After identifying the behavior model of the system, it is necessary to specify the so-called schedulable Resources. For sake of simplicity, we use in this paper the scenario-based mapping [16] which is also one of the most used. The idea is to regroup all the operations executed at the same rate and belonging to the same linear end-to-end computation to the same task. In our FESTO system, we obtain three different threads namely task1 (pieceEjection, Convert, Test and Evacuate), task2 (pieceEjection, Convert, Test, Elevate, Rotate, Drill1, Checker and Evacuate) and task3 (pieceEjection, Convert, Test, Elevate, Rotate, Drill2, Checker and Evacuate) (Fig. 12).

Fig. 12.
figure 12

The workload behavior of FESTO system.

Full size image

Following this case study, founded on our proposal. We illustrate that an event (e.g., epieceEjection) triggers all tasks. The steps Convert and Test are part of three tasks. Similar for steps Elevate, Rotate, Checker and Evacuate, those participate for the execution of both schedulable resources Task2 and Task3. Compared to original version of MARTE, specifying these properties is not permitted. Note that, tasks can have dynamic properties (readyT, preemptT and deadlines) due to the concept of task migration, but we use the same corresponding values to facilitate our example.

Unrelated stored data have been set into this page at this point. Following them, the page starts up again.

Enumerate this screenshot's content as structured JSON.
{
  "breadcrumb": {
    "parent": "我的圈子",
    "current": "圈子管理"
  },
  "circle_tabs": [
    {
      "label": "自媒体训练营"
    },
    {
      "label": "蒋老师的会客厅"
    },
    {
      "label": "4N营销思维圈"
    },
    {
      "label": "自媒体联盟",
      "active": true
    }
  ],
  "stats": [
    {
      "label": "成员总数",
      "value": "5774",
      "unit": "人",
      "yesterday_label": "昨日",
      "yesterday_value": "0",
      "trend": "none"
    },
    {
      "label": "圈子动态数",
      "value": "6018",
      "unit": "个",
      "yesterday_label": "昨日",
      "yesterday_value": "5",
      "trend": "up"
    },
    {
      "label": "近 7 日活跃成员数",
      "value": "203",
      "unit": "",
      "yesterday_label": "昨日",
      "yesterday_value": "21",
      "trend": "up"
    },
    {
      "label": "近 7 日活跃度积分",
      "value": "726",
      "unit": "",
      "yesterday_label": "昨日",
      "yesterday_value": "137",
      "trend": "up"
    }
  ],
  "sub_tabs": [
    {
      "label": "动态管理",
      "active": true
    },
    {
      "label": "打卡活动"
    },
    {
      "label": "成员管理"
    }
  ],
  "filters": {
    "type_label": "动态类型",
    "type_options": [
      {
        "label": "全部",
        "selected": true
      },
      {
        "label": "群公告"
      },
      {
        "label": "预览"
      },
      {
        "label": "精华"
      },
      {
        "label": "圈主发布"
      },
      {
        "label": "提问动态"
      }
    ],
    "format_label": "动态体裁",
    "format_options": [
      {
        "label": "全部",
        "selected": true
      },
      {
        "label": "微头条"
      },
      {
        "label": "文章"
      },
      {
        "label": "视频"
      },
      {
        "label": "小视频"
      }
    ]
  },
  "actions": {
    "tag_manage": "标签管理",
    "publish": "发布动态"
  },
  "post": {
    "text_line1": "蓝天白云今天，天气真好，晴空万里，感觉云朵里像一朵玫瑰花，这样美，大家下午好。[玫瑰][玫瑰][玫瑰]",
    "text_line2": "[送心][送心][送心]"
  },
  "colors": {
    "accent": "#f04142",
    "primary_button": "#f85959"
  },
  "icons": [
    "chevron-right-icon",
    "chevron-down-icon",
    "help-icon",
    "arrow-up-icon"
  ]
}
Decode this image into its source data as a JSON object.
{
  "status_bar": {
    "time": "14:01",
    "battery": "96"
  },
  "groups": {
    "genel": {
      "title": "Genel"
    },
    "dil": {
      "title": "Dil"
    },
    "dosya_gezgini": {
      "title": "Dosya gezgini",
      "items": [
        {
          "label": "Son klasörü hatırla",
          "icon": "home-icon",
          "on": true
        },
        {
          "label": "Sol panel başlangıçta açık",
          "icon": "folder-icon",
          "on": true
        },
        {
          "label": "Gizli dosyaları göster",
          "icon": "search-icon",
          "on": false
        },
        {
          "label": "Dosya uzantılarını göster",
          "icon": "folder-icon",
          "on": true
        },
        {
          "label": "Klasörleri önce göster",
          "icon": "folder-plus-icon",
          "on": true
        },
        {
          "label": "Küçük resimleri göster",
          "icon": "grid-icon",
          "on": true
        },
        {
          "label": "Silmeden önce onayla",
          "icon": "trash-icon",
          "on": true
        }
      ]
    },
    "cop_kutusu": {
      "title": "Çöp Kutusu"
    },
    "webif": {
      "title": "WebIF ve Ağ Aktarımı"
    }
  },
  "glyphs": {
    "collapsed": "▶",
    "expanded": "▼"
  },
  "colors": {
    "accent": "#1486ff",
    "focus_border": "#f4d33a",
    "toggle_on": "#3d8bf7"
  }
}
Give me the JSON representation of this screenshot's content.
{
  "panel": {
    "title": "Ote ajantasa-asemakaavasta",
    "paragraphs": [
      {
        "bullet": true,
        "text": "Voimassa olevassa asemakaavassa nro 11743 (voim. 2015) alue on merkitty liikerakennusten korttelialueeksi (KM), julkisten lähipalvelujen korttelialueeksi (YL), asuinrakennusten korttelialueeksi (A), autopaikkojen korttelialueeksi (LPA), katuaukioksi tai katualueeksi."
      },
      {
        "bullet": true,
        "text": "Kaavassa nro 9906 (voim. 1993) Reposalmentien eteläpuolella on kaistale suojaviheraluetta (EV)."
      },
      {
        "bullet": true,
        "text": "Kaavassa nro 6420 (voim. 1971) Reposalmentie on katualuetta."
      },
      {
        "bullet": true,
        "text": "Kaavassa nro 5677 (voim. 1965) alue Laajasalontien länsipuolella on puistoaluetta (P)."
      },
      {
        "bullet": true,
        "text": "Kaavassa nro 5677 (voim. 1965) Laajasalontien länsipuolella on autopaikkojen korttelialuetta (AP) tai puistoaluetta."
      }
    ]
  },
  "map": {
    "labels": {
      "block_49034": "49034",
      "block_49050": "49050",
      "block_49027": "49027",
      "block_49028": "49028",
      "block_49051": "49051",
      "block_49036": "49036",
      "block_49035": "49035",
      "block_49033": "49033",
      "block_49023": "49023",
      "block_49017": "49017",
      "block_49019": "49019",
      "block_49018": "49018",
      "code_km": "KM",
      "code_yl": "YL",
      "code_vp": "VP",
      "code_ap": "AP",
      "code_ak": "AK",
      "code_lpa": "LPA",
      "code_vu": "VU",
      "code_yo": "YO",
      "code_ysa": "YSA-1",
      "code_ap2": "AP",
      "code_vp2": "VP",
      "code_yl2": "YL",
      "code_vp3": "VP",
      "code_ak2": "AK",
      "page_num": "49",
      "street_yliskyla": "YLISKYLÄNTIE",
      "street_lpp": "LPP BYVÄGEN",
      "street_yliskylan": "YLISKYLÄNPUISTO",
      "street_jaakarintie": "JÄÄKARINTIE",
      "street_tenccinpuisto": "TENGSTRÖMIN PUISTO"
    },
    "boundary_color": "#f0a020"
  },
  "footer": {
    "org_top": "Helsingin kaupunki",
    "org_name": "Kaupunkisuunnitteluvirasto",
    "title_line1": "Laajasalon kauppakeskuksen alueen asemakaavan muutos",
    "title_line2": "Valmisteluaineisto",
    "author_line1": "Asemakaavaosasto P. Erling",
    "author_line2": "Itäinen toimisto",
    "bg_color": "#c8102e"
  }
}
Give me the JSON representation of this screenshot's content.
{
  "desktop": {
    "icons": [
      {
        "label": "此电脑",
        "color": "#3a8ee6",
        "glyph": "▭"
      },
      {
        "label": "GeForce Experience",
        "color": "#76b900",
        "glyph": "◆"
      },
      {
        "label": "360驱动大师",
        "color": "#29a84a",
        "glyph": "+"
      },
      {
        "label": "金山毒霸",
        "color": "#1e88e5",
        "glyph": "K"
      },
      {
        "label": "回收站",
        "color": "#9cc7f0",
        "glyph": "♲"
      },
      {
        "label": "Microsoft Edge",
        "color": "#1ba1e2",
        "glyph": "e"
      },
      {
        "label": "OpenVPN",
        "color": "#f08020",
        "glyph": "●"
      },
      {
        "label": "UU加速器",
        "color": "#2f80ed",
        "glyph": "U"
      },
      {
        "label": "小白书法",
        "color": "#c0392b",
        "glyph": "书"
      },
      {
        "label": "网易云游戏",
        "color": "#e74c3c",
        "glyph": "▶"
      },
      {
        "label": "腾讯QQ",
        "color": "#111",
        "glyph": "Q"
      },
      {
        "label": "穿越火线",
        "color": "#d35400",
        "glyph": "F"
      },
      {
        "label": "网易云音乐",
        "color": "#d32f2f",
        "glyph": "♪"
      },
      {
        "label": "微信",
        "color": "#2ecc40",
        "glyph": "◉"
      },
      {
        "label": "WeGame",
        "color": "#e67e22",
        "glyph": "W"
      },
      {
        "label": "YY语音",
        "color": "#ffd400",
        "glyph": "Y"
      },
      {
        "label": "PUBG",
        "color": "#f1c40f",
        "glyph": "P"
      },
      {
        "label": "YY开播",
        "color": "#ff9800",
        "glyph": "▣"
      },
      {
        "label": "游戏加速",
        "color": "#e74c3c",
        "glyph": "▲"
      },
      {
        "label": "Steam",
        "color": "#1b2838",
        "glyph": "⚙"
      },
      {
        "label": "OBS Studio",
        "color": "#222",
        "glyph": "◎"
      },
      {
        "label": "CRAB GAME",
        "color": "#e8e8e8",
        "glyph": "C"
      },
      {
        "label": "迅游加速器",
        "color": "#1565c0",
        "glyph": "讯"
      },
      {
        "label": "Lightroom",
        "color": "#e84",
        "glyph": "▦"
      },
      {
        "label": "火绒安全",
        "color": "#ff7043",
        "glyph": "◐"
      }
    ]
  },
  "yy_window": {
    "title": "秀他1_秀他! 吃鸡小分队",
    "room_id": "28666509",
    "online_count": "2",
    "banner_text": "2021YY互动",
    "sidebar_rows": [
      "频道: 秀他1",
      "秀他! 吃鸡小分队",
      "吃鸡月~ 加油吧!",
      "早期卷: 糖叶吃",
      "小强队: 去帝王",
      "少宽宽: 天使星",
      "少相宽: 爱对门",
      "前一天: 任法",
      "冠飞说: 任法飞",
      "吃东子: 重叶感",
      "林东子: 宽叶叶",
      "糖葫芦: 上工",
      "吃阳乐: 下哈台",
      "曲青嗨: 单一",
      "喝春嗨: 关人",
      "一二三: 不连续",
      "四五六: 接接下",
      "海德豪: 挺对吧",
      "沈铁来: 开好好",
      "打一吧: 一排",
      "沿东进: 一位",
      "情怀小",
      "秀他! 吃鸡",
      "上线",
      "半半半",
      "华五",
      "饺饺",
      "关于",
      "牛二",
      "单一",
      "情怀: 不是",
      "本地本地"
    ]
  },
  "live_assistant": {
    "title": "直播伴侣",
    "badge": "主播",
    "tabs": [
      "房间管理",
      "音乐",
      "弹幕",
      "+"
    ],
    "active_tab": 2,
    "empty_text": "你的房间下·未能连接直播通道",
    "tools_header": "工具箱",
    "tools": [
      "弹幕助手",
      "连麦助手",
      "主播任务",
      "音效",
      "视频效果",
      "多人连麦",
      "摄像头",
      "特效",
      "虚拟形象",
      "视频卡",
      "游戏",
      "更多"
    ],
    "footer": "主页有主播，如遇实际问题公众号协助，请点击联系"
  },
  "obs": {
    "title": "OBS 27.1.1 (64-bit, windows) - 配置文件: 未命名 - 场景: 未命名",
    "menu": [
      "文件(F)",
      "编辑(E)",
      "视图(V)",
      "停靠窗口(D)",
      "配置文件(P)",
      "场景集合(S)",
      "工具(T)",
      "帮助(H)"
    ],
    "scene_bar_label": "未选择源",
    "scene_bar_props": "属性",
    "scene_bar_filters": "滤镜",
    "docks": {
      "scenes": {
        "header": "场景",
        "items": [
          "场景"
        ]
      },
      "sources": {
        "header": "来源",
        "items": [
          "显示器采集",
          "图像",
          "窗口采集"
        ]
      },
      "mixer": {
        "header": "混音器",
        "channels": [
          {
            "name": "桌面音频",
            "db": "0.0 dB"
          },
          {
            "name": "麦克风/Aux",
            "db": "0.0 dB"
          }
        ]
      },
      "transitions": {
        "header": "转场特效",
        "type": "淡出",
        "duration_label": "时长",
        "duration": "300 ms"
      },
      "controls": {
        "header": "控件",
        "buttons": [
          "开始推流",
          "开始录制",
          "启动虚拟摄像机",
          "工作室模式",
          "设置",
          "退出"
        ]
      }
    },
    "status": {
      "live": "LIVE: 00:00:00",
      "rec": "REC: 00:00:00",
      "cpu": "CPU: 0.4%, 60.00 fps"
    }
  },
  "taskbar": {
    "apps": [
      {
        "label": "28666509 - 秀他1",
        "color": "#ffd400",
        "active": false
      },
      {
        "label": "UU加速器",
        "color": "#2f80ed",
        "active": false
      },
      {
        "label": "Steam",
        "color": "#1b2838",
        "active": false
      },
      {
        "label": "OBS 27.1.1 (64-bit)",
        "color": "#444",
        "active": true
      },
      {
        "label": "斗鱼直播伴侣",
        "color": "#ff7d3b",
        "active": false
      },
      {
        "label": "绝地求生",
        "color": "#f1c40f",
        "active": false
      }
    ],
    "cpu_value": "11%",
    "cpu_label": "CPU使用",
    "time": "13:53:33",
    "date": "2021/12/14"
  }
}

Anyway, we can add the different values and they will be ordered to perform scheduling analysis. After scheduling all tasks, we can specify in our SAM view the used allocations through the attributes Host: GaExecHost and the corresponding attribute ExecT: NFP_Duration.

8 Conclusion

This paper focused on the modeling of adaptability requirements of RTES, which is judged a hard engineering task, using high-level approaches. In the same context, MARTE facilitates the modeling of RTES thanks to the set of stereotypes that it offers. This profile does not allow modeling and analysis of adaptive systems. To solve this issue, we proposed an extension for MARTE profile and especially for SAM sub-profile to makes MARTE able to stand adaptability. The benefit of our approach is the ability to model adaptive properties which will be extracted, to serve during the scheduling step. Our proposal has already been performed on the papyrus tool, which is an editor of MARTE-based modeling, and validated through a case study.

As future work, we will investigate in exploiting these extensions in a new design pattern providing support for modeling adaptive RTES.